The nebula is the wreckage of an exploded star, which emitted light that reached Earth in 1054. It is located 6,500 light-years away in the constellation Taurus. At the heart of an expanding gas cloud lies what is left of the original star’s core, a super-dense neutron star that spins 30 times per second. With each rotation, the star swings intense beams of radiation toward Earth, creating the pulsed emission characteristic of spinning neutron stars — also known as pulsars.
Apart from these pulses, astrophysicists believed the Crab Nebula was a virtually constant source of high-energy radiation. But in January, scientists associated with several orbiting observatories, including NASA’s Fermi, Swift, and Rossi X-ray Timing Explorer, reported long-term brightness changes at X-ray energies.
“The Crab Nebula hosts high-energy variability that we’re only now fully appreciating,” said Rolf Buehler from the Kavli Institute for Particle Astrophysics and Cosmology.
Since 2009, Fermi and the Italian Space Agency’s AGILE satellite have detected several short-lived gamma-ray flares at energies greater than 100 million electron volts (eV) — hundreds of times higher than the nebula’s observed X-ray variations. For comparison, visible light has energies between 2 and 3 eV.
On April 12, Fermi’s LAT, and later AGILE, detected a flare that grew about 30 times more energetic than the nebula’s normal gamma-ray output and about 5 times more powerful than previous outbursts. On April 16, an even brighter flare erupted, but within a couple of days the unusual activity completely faded out.
“These superflares are the most intense outbursts we’ve seen to date, and they are all extremely puzzling events,” said Alice Harding form NASA’s Goddard Space Flight Center in Greenbelt, Maryland. “We think they are caused by sudden rearrangements of the magnetic field not far from the neutron star, but exactly where that’s happening remains a mystery.”

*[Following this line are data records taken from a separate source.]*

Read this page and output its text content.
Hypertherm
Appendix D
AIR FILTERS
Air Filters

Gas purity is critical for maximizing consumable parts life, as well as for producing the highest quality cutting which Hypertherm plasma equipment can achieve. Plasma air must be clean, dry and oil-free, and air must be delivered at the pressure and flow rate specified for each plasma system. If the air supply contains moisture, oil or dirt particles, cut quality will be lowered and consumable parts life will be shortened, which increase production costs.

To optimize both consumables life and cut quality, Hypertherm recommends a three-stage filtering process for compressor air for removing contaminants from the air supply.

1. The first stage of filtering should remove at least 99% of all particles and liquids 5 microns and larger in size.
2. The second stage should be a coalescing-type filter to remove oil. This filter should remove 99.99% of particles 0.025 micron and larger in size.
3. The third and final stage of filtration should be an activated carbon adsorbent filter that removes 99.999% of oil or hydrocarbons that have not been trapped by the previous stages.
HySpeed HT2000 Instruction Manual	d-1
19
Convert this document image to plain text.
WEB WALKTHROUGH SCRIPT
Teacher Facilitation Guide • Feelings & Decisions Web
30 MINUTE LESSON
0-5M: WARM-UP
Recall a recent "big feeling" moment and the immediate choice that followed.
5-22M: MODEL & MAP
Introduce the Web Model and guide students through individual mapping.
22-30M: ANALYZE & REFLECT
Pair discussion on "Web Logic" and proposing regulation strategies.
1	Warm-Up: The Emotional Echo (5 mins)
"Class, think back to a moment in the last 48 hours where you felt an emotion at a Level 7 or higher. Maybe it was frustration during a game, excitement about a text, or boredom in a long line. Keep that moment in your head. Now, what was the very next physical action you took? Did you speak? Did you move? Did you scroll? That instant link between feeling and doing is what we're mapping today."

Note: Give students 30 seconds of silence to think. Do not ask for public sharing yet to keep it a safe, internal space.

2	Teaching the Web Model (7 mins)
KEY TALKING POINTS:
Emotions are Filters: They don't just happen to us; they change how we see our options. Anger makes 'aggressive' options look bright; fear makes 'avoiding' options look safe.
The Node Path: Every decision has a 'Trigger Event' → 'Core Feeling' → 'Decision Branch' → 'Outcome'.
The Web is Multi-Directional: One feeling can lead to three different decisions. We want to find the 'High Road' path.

The Crab’s high-energy emissions are thought to be the result of physical processes that tap into the neutron star’s rapid spin. Theorists generally agree the flares must arise within about one-third of a light-year from the neutron star, but efforts to locate them more precisely have proven unsuccessful so far.
Since September 2010, NASA’s Chandra X-ray Observatory routinely has monitored the nebula in an effort to identify X-ray emission associated with the outbursts. When Fermi scientists alerted astronomers to the onset of a new flare, Martin Weisskopf and Allyn Tennant from NASA’s Marshall Space Flight Center in Huntsville, Alabama, triggered a set of pre-planned observations using Chandra.
“Thanks to the Fermi alert, we were fortunate that our planned observations actually occurred when the flares were brightest in gamma rays,” Weisskopf said. “Despite Chandra’s excellent resolution, we detected no obvious changes in the X-ray structures in the nebula and surrounding the pulsar that could be clearly associated with the flare.”
Scientists think the flares occur as the intense magnetic field near the pulsar undergoes sudden restructuring. Such changes can accelerate particles like electrons to velocities near the speed of light. As these high-speed electrons interact with the magnetic field, they emit gamma rays.
To account for the observed emission, scientists say the electrons must have energies 100 times greater than can be achieved in any particle accelerator on Earth. This makes them the highest-energy electrons known to be associated with any galactic source. Based on the rise and fall of gamma rays during the April outbursts, scientists estimate that the size of the emitting region must be comparable in size to the solar system.